In one case, three witnesses said gunmen kidnapped a worker’s wife and raped her as punishment after he tried to escape.
“There were extremely grave abuses,” said Rezende, who estimates hundreds and probably thousands of workers were essentially enslaved from 1974 to 1986.
VW in the jungle?
What was a German automaker doing raising cattle in the Brazilian Amazon in the first place?
The story is a window on how the military regime saw the Amazon, and helps explain why the world’s biggest rainforest is threatened today.
It was a time when Brazil was urgently pushing to develop the rainforest, which the regime saw as backwards, luring settlers with promised riches and the slogan: “Land without men for men without land.”

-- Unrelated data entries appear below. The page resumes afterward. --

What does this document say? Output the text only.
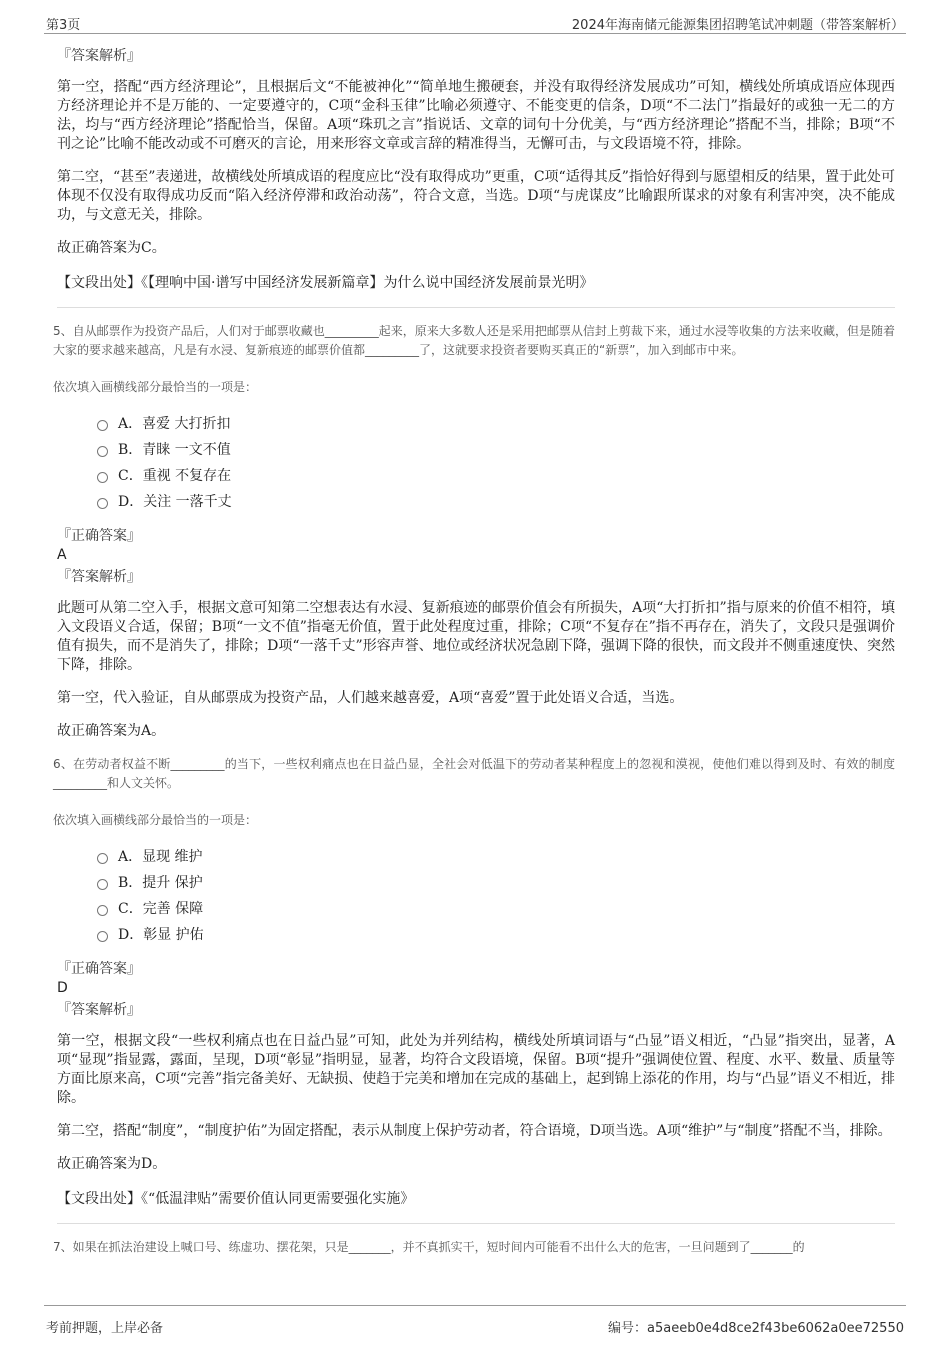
第3页	2024年海南储元能源集团招聘笔试冲刺题（带答案解析）

『答案解析』

第一空，搭配“西方经济理论”，且根据后文“不能被神化”“简单地生搬硬套，并没有取得经济发展成功”可知，横线处所填成语应体现西方经济理论并不是万能的、一定要遵守的，C项“金科玉律”比喻必须遵守、不能变更的信条，D项“不二法门”指最好的或独一无二的方法，均与“西方经济理论”搭配恰当，保留。A项“珠玑之言”指说话、文章的词句十分优美，与“西方经济理论”搭配不当，排除；B项“不刊之论”比喻不能改动或不可磨灭的言论，用来形容文章或言辞的精准得当，无懈可击，与文段语境不符，排除。

第二空，“甚至”表递进，故横线处所填成语的程度应比“没有取得成功”更重，C项“适得其反”指恰好得到与愿望相反的结果，置于此处可体现不仅没有取得成功反而“陷入经济停滞和政治动荡”，符合文意，当选。D项“与虎谋皮”比喻跟所谋求的对象有利害冲突，决不能成功，与文意无关，排除。

故正确答案为C。

【文段出处】《【理响中国·谱写中国经济发展新篇章】为什么说中国经济发展前景光明》

5、自从邮票作为投资产品后，人们对于邮票收藏也_________起来，原来大多数人还是采用把邮票从信封上剪裁下来，通过水浸等收集的方法来收藏，但是随着大家的要求越来越高，凡是有水浸、复新痕迹的邮票价值都_________了，这就要求投资者要购买真正的“新票”，加入到邮市中来。

依次填入画横线部分最恰当的一项是：

A．喜爱 大打折扣
B．青睐 一文不值
C．重视 不复存在
D．关注 一落千丈

『正确答案』

A

『答案解析』

此题可从第二空入手，根据文意可知第二空想表达有水浸、复新痕迹的邮票价值会有所损失，A项“大打折扣”指与原来的价值不相符，填入文段语义合适，保留；B项“一文不值”指毫无价值，置于此处程度过重，排除；C项“不复存在”指不再存在，消失了，文段只是强调价值有损失，而不是消失了，排除；D项“一落千丈”形容声誉、地位或经济状况急剧下降，强调下降的很快，而文段并不侧重速度快、突然下降，排除。

第一空，代入验证，自从邮票成为投资产品，人们越来越喜爱，A项“喜爱”置于此处语义合适，当选。

故正确答案为A。

6、在劳动者权益不断_________的当下，一些权利痛点也在日益凸显，全社会对低温下的劳动者某种程度上的忽视和漠视，使他们难以得到及时、有效的制度_________和人文关怀。

依次填入画横线部分最恰当的一项是：

A．显现 维护
B．提升 保护
C．完善 保障
D．彰显 护佑

『正确答案』

D

『答案解析』

第一空，根据文段“一些权利痛点也在日益凸显”可知，此处为并列结构，横线处所填词语与“凸显”语义相近，“凸显”指突出，显著，A项“显现”指显露，露面，呈现，D项“彰显”指明显，显著，均符合文段语境，保留。B项“提升”强调使位置、程度、水平、数量、质量等方面比原来高，C项“完善”指完备美好、无缺损、使趋于完美和增加在完成的基础上，起到锦上添花的作用，均与“凸显”语义不相近，排除。

第二空，搭配“制度”，“制度护佑”为固定搭配，表示从制度上保护劳动者，符合语境，D项当选。A项“维护”与“制度”搭配不当，排除。

故正确答案为D。

【文段出处】《“低温津贴”需要价值认同更需要强化实施》

7、如果在抓法治建设上喊口号、练虚功、摆花架，只是_______，并不真抓实干，短时间内可能看不出什么大的危害，一旦问题到了_______的

考前押题，上岸必备	编号：a5aeeb0e4d8ce2f43be6062a0ee72550
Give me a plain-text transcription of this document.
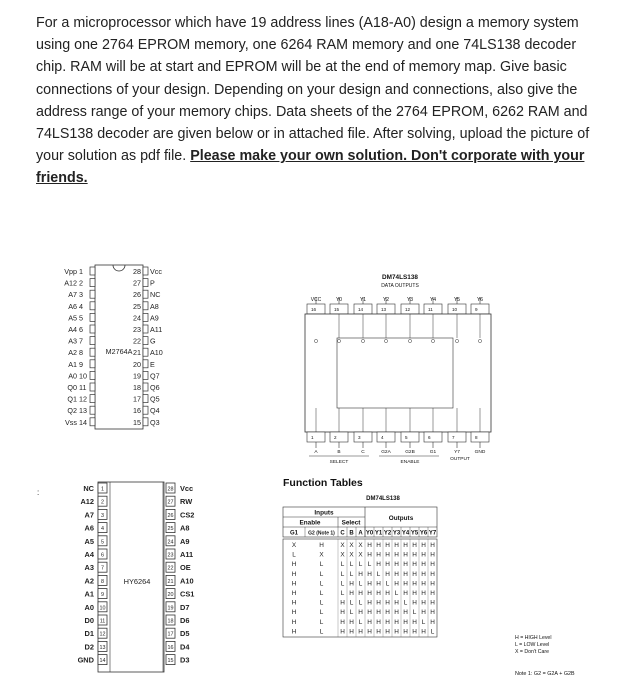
For a microprocessor which have 19 address lines (A18-A0) design a memory system using one 2764 EPROM memory, one 6264 RAM memory and one 74LS138 decoder chip. RAM will be at start and EPROM will be at the end of memory map. Give basic connections of your design. Depending on your design and connections, also give the address range of your memory chips. Data sheets of the 2764 EPROM, 6262 RAM and 74LS138 decoder are given below or in attached file. After solving, upload the picture of your solution as pdf file. Please make your own solution. Don't corporate with your friends.
Vpp 1
A12 2
A7 3
A6 4
A5 5
A4 6
A3 7
A2 8
A1 9
A0 10
Q0 11
Q1 12
Q2 13
Vss 14
28 Vcc
27 P
26 NC
25 A8
24 A9
23 A11
22 G
21 A10
20 E
19 Q7
18 Q6
17 Q5
16 Q4
15 Q3
M2764A
DM74LS138
DATA OUTPUTS
VCC	Y0	Y1	Y2	Y3	Y4	Y5	Y6
16	15	14	13	12	11	10	9
1	2	3	4	5	6	7	8
A	B	C	G2A	G2B	G1	Y7	GND
SELECT	ENABLE
OUTPUT
NC 1
A12 2
A7 3
A6 4
A5 5
A4 6
A3 7
A2 8
A1 9
A0 10
D0 11
D1 12
D2 13
GND 14
28 Vcc
27 RW
26 CS2
25 A8
24 A9
23 A11
22 OE
21 A10
20 CS1
19 D7
18 D6
17 D5
16 D4
15 D3
HY6264
:
Function Tables
DM74LS138
Inputs
Enable	Select
Outputs
G1 G2 (Note 1) C B A Y0 Y1 Y2 Y3 Y4 Y5 Y6 Y7
X	H	X X X H H H H H H H H
L	X	X X X H H H H H H H H
H	L	L L L L H H H H H H H
H	L	L L H H L H H H H H H
H	L	L H L H H L H H H H H
H	L	L H H H H H L H H H H
H	L	H L L H H H H L H H H
H	L	H L H H H H H H L H H
H	L	H H L H H H H H H L H
H	L	H H H H H H H H H H L
H = HIGH Level
L = LOW Level
X = Don't Care
Note 1: G2 = G2A + G2B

The government also lured companies. Volkswagen benefited from tax exemptions and negative-interest loans for cutting down the forest to develop a farm, not to mention close ties with the regime, Rezende said.
“On the one hand, Volkswagen loved the dictatorship. On the other, it was a highly profitable business,” he said.
“It could have 6,000 people working almost for free.”
Authorities say such practices were widespread in the Amazon region, even after the dictatorship.
Holding other companies to account would depend on gathering sufficient evidence, Garcia said.